The HDTV Smithsonian Channel was showing the National Geographic documentary Light At The Edge Of The World: Himalayas, in which Wade Davis goes on an anthropological and spiritual journey into the Himalayas of Nepal to experience and explore Buddhist practice. It was only a few minutes before I was so drawn in, I could no longer bear the distraction of the iPod and tossed it onto the sofa.

As I watched this gentle, joyous, and powerful unfoldment, the synopsis came in the statement, "Western science and efficiency have made a major contribution to minor needs. We spend much of our time in the West trying to ensure that people live to be 100 without losing their hair or their teeth. The Buddhists spend their time giving meaning to existence. The Buddhists spend their time getting ready for a moment that we pretend does not exist, and that is the moment of death."
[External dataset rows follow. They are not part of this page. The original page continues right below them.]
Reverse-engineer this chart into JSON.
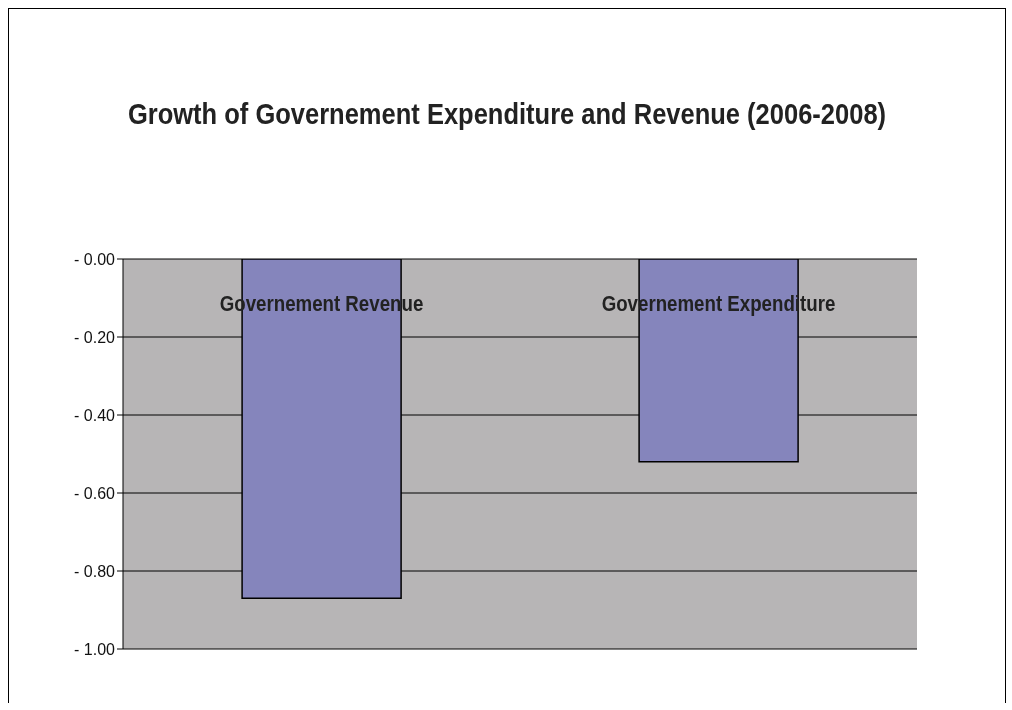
{
  "chart_data": {
    "type": "bar",
    "title": "Growth of Governement Expenditure and Revenue (2006-2008)",
    "categories": [
      "Governement Revenue",
      "Governement Expenditure"
    ],
    "values": [
      -0.87,
      -0.52
    ],
    "color": "#8585bc",
    "ylim": [
      -1,
      0
    ],
    "yticks": [
      {
        "value": 0,
        "label": "- 0.00"
      },
      {
        "value": -0.2,
        "label": "- 0.20"
      },
      {
        "value": -0.4,
        "label": "- 0.40"
      },
      {
        "value": -0.6,
        "label": "- 0.60"
      },
      {
        "value": -0.8,
        "label": "- 0.80"
      },
      {
        "value": -1,
        "label": "- 1.00"
      }
    ],
    "grid": "y"
  }
}
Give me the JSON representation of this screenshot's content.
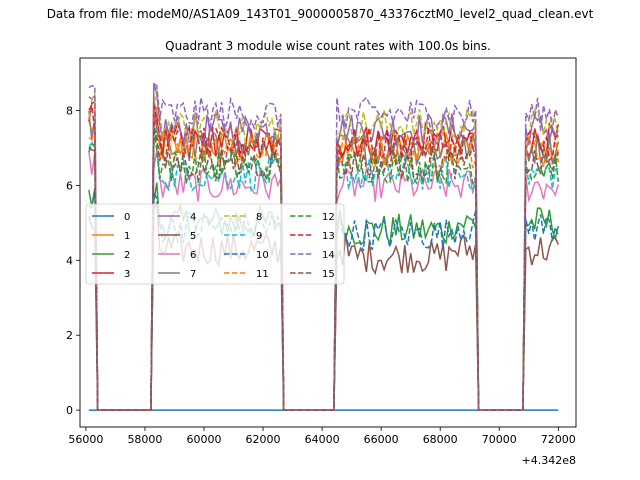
{
  "suptitle": "Data from file: modeM0/AS1A09_143T01_9000005870_43376cztM0_level2_quad_clean.evt",
  "chart_data": {
    "type": "line",
    "title": "Quadrant 3 module wise count rates with 100.0s bins.",
    "xlabel": "",
    "ylabel": "",
    "x_offset_label": "+4.342e8",
    "xlim": [
      55800,
      72600
    ],
    "ylim": [
      -0.45,
      9.4
    ],
    "x_ticks": [
      56000,
      58000,
      60000,
      62000,
      64000,
      66000,
      68000,
      70000,
      72000
    ],
    "y_ticks": [
      0,
      2,
      4,
      6,
      8
    ],
    "grid": false,
    "legend": {
      "placement": "center-left",
      "columns": 4
    },
    "segments": [
      {
        "start": 56100,
        "end": 56300
      },
      {
        "start": 58300,
        "end": 62600
      },
      {
        "start": 64500,
        "end": 69200
      },
      {
        "start": 70900,
        "end": 72000
      }
    ],
    "series": [
      {
        "name": "0",
        "color": "#1f77b4",
        "style": "solid",
        "level": 0.0
      },
      {
        "name": "1",
        "color": "#ff7f0e",
        "style": "solid",
        "level": 7.0
      },
      {
        "name": "2",
        "color": "#2ca02c",
        "style": "solid",
        "level": 5.0
      },
      {
        "name": "3",
        "color": "#d62728",
        "style": "solid",
        "level": 7.2
      },
      {
        "name": "4",
        "color": "#9467bd",
        "style": "solid",
        "level": 7.5
      },
      {
        "name": "5",
        "color": "#8c564b",
        "style": "solid",
        "level": 4.3
      },
      {
        "name": "6",
        "color": "#e377c2",
        "style": "solid",
        "level": 6.0
      },
      {
        "name": "7",
        "color": "#7f7f7f",
        "style": "solid",
        "level": 7.0
      },
      {
        "name": "8",
        "color": "#bcbd22",
        "style": "dashed",
        "level": 7.6
      },
      {
        "name": "9",
        "color": "#17becf",
        "style": "dashed",
        "level": 6.3
      },
      {
        "name": "10",
        "color": "#1f77b4",
        "style": "dashed",
        "level": 4.9
      },
      {
        "name": "11",
        "color": "#ff7f0e",
        "style": "dashed",
        "level": 6.9
      },
      {
        "name": "12",
        "color": "#2ca02c",
        "style": "dashed",
        "level": 6.5
      },
      {
        "name": "13",
        "color": "#d62728",
        "style": "dashed",
        "level": 7.1
      },
      {
        "name": "14",
        "color": "#9467bd",
        "style": "dashed",
        "level": 7.9
      },
      {
        "name": "15",
        "color": "#8c564b",
        "style": "dashed",
        "level": 6.6
      }
    ]
  }
}
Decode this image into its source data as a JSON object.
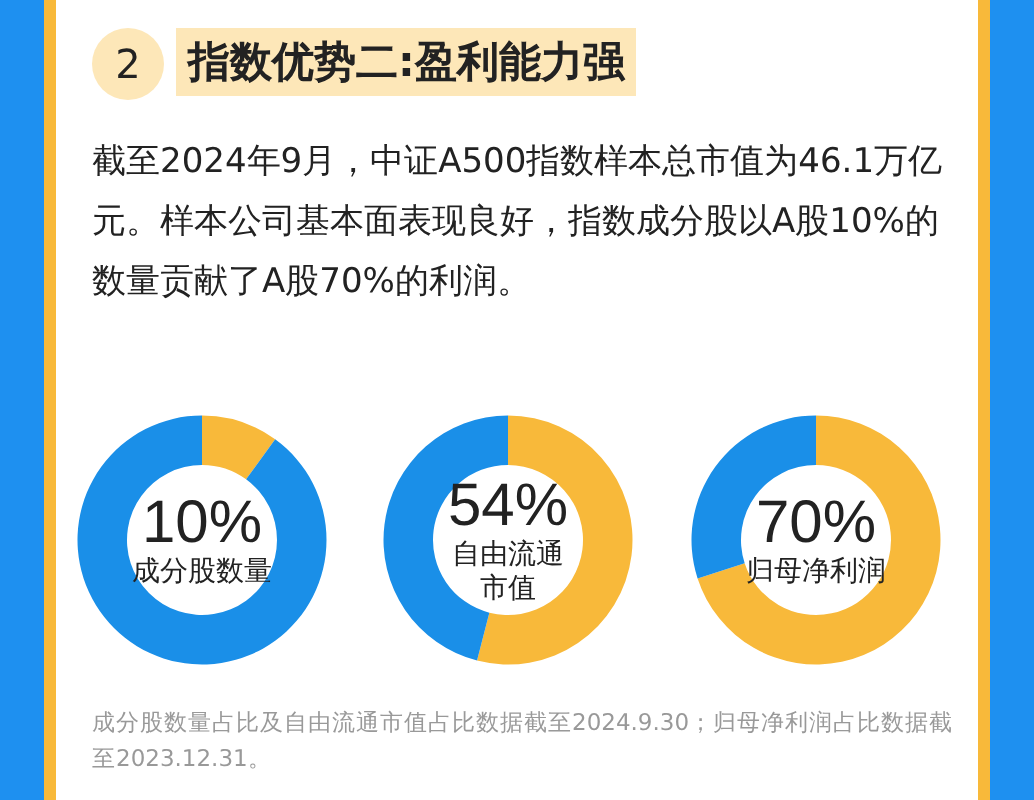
{
  "chart_data": [
    {
      "type": "other",
      "title": "指数优势二:盈利能力强",
      "subtitle": "截至2024年9月，中证A500指数样本总市值为46.1万亿元。样本公司基本面表现良好，指数成分股以A股10%的数量贡献了A股70%的利润。",
      "annotations": [
        "2",
        "成分股数量占比及自由流通市值占比数据截至2024.9.30；归母净利润占比数据截至2023.12.31。"
      ]
    },
    {
      "type": "donut",
      "categories": [
        "成分股数量",
        null
      ],
      "values": [
        10,
        90
      ],
      "colors": [
        "#f8b93a",
        "#1a8fe8"
      ],
      "value_labels": [
        "10%",
        null
      ]
    },
    {
      "type": "donut",
      "categories": [
        "自由流通市值",
        null
      ],
      "values": [
        54,
        46
      ],
      "colors": [
        "#f8b93a",
        "#1a8fe8"
      ],
      "value_labels": [
        "54%",
        null
      ]
    },
    {
      "type": "donut",
      "categories": [
        "归母净利润",
        null
      ],
      "values": [
        70,
        30
      ],
      "colors": [
        "#f8b93a",
        "#1a8fe8"
      ],
      "value_labels": [
        "70%",
        null
      ]
    }
  ]
}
Could I hang on to my hair and teeth and still find meaning? They're probably not mutually exclusive, but it is reflective of focus and priority. I meditate regularly—but there are days that I get busy and miss it. I never miss a day of brushing my teeth or doing all I can to make it a good hair day. After Wade Davis' stark statement of contrast and perusing my life values based on where I prioritize my time, it truly gives me pause.